VCF. Variant Call Format. Standard file format for representing genetic variants.
Window. Contiguous DNA region passed to the state encoder. Default length 12,288 bp (2,048 Carbon 6-mer tokens).
Operations¶
Calibration table. Per-context empirical CDFs of σ_raw over gnomAD
common variants. The v0.1 model package ships calibration.parquet, but
population-stratified calibration validity is not established by the
first release. See RFC-0009 §3.4.
Cache (window cache). On-disk Parquet store of pre-computed
reference-window embeddings. Content-addressed by
(window_hash, encoder_hash, state_layer, pool_type, pool_radius, dtype).
See RFC-0002 §3.6.
Encoder hash. SHA-256 of the encoder weights file. Part of every cache key and checksum receipt.
Holdout. Set of data excluded from training and reserved for
evaluation. Three holdouts: holdout-chr (chr21), holdout-clinvar,
holdout-haplotypes. See RFC-0006 §3.8.
Manifest. Canonical JSON document describing a GenoLeWM checkpoint's
identity, configuration, and provenance. Its hash is the model_id.
See RFC-0011 §3.7.
Receipt. JSON document that release scoring paths can emit to bind model identity, input commitment, and output commitment. See RFC-0011.
Tuple builder. Data-pipeline component that produces (w_ref, a, w_alt)
training tuples. See RFC-0006 §3.5.
Artifact provenance¶
Checksum receipt. Receipt mode currently supported by GenoLeWM. It binds the model manifest identity, input commitment, output commitment, and runtime metadata; it is not a model-quality or runtime-assurance guarantee.
Content addressing.

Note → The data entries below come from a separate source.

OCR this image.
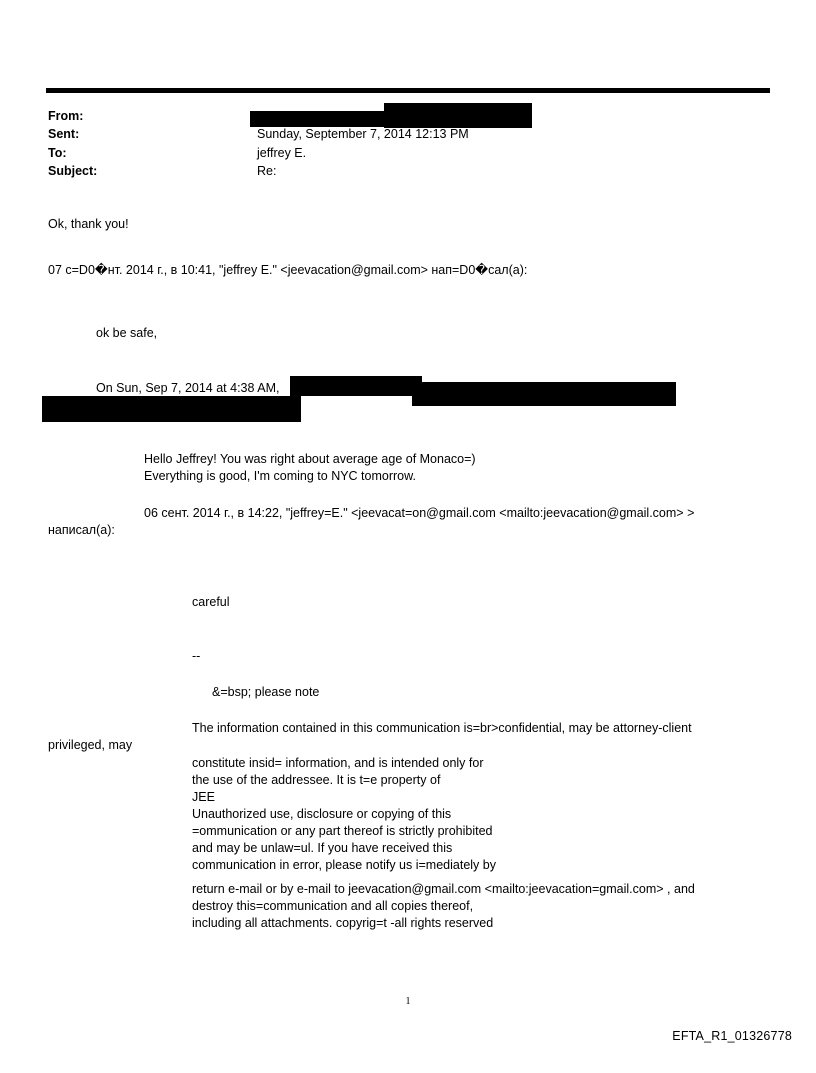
From:
Sent:
To:
Subject:
Sunday, September 7, 2014 12:13 PM
jeffrey E.
Re:
Ok, thank you!
07 c=D0�нт. 2014 г., в 10:41, "jeffrey E." <jeevacation@gmail.com> нап=D0�сал(а):
ok be safe,
On Sun, Sep 7, 2014 at 4:38 AM,
Hello Jeffrey! You was right about average age of Monaco=)
Everything is good, I'm coming to NYC tomorrow.
06 сент. 2014 г., в 14:22, "jeffrey=E." <jeevacat=on@gmail.com <mailto:jeevacation@gmail.com> >
написал(а):
careful
--
&=bsp; please note
The information contained in this communication is=br>confidential, may be attorney-client
privileged, may
constitute insid= information, and is intended only for
the use of the addressee. It is t=e property of
JEE
Unauthorized use, disclosure or copying of this
=ommunication or any part thereof is strictly prohibited
and may be unlaw=ul. If you have received this
communication in error, please notify us i=mediately by
return e-mail or by e-mail to jeevacation@gmail.com <mailto:jeevacation=gmail.com> , and
destroy this=communication and all copies thereof,
including all attachments. copyrig=t -all rights reserved
1
EFTA_R1_01326778
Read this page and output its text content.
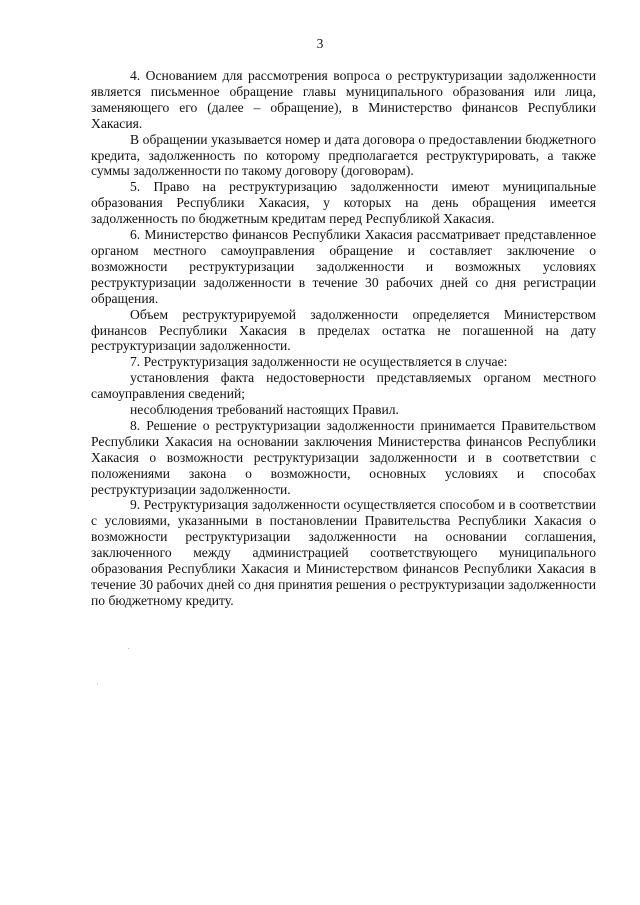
3

4. Основанием для рассмотрения вопроса о реструктуризации задолженности является письменное обращение главы муниципального образования или лица, заменяющего его (далее – обращение), в Министерство финансов Республики Хакасия.

В обращении указывается номер и дата договора о предоставлении бюджетного кредита, задолженность по которому предполагается реструктурировать, а также суммы задолженности по такому договору (договорам).

5. Право на реструктуризацию задолженности имеют муниципальные образования Республики Хакасия, у которых на день обращения имеется задолженность по бюджетным кредитам перед Республикой Хакасия.

6. Министерство финансов Республики Хакасия рассматривает представленное органом местного самоуправления обращение и составляет заключение о возможности реструктуризации задолженности и возможных условиях реструктуризации задолженности в течение 30 рабочих дней со дня регистрации обращения.

Объем реструктурируемой задолженности определяется Министерством финансов Республики Хакасия в пределах остатка не погашенной на дату реструктуризации задолженности.

7. Реструктуризация задолженности не осуществляется в случае:

установления факта недостоверности представляемых органом местного самоуправления сведений;

несоблюдения требований настоящих Правил.

8. Решение о реструктуризации задолженности принимается Правительством Республики Хакасия на основании заключения Министерства финансов Республики Хакасия о возможности реструктуризации задолженности и в соответствии с положениями закона о возможности, основных условиях и способах реструктуризации задолженности.

9. Реструктуризация задолженности осуществляется способом и в соответствии с условиями, указанными в постановлении Правительства Республики Хакасия о возможности реструктуризации задолженности на основании соглашения, заключенного между администрацией соответствующего муниципального образования Республики Хакасия и Министерством финансов Республики Хакасия в течение 30 рабочих дней со дня принятия решения о реструктуризации задолженности по бюджетному кредиту.
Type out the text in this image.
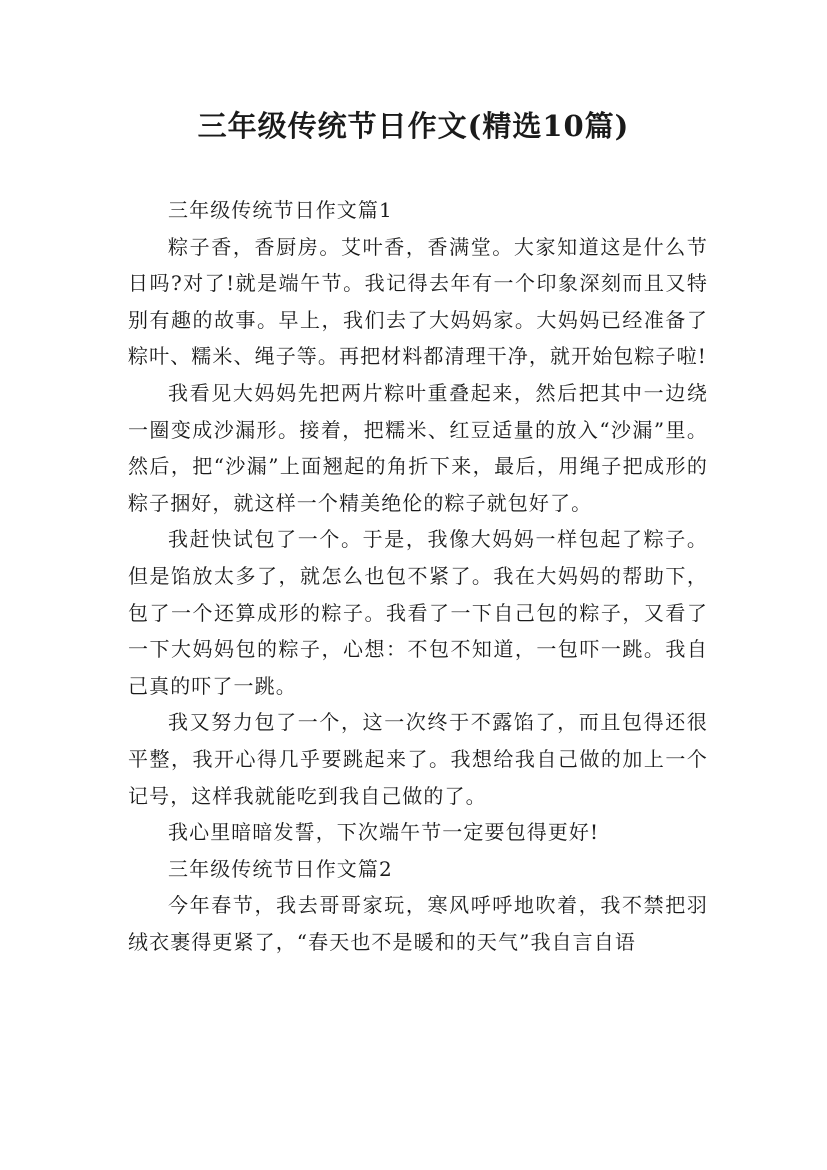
三年级传统节日作文(精选10篇)

三年级传统节日作文篇1

粽子香，香厨房。艾叶香，香满堂。大家知道这是什么节日吗?对了!就是端午节。我记得去年有一个印象深刻而且又特别有趣的故事。早上，我们去了大妈妈家。大妈妈已经准备了粽叶、糯米、绳子等。再把材料都清理干净，就开始包粽子啦!

我看见大妈妈先把两片粽叶重叠起来，然后把其中一边绕一圈变成沙漏形。接着，把糯米、红豆适量的放入“沙漏”里。然后，把“沙漏”上面翘起的角折下来，最后，用绳子把成形的粽子捆好，就这样一个精美绝伦的粽子就包好了。

我赶快试包了一个。于是，我像大妈妈一样包起了粽子。但是馅放太多了，就怎么也包不紧了。我在大妈妈的帮助下，包了一个还算成形的粽子。我看了一下自己包的粽子，又看了一下大妈妈包的粽子，心想：不包不知道，一包吓一跳。我自己真的吓了一跳。

我又努力包了一个，这一次终于不露馅了，而且包得还很平整，我开心得几乎要跳起来了。我想给我自己做的加上一个记号，这样我就能吃到我自己做的了。

我心里暗暗发誓，下次端午节一定要包得更好!

三年级传统节日作文篇2

今年春节，我去哥哥家玩，寒风呼呼地吹着，我不禁把羽绒衣裹得更紧了，“春天也不是暖和的天气”我自言自语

Identifying data (weights, inputs, outputs) by the cryptographic hash of their canonical serialization, not by name or location.
Input commitment. SHA-256 hash of the canonical serialization of an inference's inputs.
model_id. SHA-256 of a GenoLeWM checkpoint's manifest. Globally
identifies a specific released checkpoint artifact set.
Project & process¶
Current public status: alpha implementation with a completed v0.1 paper/demo release. Phase names below describe the roadmap, not broader model-quality evidence.
Phase 0 (Design, complete). Spec and RFC bootstrap.
Phase 1 (MVP). Carbon-500M frozen, SNVs only, ClinVar coding/non- coding eval. See ROADMAP.
Phase 2 (Full edits). Adds indels, MNVs, LoRA-adapted encoder, LeJEPA regularizer, planning, calibrated surprise. Full eval suite.
Phase 3 (On-device). Export pipeline, quantization, desktop app skeleton.
RFC. Request for Comments. A numbered design document under
rfcs/. The source of truth for individual design
decisions.
Tracking issue. A GitHub issue tagged type:tracking that lists
the implementation issues for a subsystem with a checkbox per child.
Conventions¶
- RFC numbers are zero-padded to four digits (
RFC-0001). - File names are kebab-case after the number (
0001-project-scope-and-goals.md). - Mathematical notation: lowercase italic for scalars (
s,a), lowercase plain for vectors (s_t,a_emb), uppercase for sets / matrices. →denotes function mapping;≜denotes definition.- Hashes are SHA-256 unless otherwise noted; rendered in lowercase hex.